Metabolite analysis was performed using multiple reaction monitoring (MRM), as established previously [29,30]. The internal standards added to the samples before extraction included 10 ng each of 20-HETE-d 6, 14,15-EET-d 8, 14,15-DHET-d 11, prostaglandin E2 (PGE2)-d4, leukotriene B4 (LTB4)-d5, and 15-HETE-d 8 (Cayman Chemical, Ann Arbor, MI) and served for the quantification of groups of similar metabolites.

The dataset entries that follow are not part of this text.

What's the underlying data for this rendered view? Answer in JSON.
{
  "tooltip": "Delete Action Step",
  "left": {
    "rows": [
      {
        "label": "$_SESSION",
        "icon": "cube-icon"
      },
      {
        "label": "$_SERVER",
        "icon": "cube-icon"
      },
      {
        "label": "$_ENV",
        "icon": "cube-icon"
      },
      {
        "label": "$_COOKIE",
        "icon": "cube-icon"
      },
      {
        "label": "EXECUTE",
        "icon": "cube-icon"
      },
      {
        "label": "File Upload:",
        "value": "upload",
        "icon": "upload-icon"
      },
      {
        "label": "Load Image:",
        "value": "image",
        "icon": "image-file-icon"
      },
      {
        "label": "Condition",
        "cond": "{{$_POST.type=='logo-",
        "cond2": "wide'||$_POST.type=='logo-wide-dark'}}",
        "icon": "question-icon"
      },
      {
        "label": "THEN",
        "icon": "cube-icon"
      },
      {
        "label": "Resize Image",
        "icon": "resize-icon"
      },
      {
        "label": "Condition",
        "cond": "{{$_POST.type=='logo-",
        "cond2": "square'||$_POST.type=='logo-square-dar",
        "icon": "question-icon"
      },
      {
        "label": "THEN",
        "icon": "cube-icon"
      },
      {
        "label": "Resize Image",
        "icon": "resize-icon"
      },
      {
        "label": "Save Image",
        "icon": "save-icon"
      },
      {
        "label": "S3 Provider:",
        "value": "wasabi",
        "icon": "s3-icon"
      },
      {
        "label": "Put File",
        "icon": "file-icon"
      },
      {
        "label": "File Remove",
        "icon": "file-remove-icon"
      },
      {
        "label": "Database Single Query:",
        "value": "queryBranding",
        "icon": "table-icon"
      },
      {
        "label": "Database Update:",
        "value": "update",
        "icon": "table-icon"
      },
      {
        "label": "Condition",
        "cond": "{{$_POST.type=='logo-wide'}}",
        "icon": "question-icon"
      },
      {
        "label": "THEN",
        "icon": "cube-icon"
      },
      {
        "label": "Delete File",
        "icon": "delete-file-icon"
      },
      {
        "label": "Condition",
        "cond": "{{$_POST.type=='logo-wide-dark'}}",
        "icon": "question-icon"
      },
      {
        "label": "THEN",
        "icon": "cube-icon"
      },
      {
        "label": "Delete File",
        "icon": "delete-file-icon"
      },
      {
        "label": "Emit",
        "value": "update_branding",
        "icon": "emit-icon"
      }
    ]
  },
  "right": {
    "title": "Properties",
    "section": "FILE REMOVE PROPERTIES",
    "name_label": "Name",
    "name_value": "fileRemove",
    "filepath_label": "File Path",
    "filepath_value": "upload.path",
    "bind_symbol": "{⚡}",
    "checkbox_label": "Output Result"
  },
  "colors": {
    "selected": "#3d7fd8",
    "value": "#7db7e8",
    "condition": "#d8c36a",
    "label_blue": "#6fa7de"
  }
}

Calibration curves for the quantification of individual metabolites were established using authentic unlabeled standard compounds as purchased from Cayman Chemical and measuring the changes in the relative peak area in response to different target compound/internal standard-concentration ratios. Linearity was r2 > 0.99 over a range from 1 to 20 ng absolute for all metabolites determined. Metabolite identities rely on their characteristic retention times in combination with two characteristic transitions (quantifier and qualifier) resulting from metabolite specific fragmentation.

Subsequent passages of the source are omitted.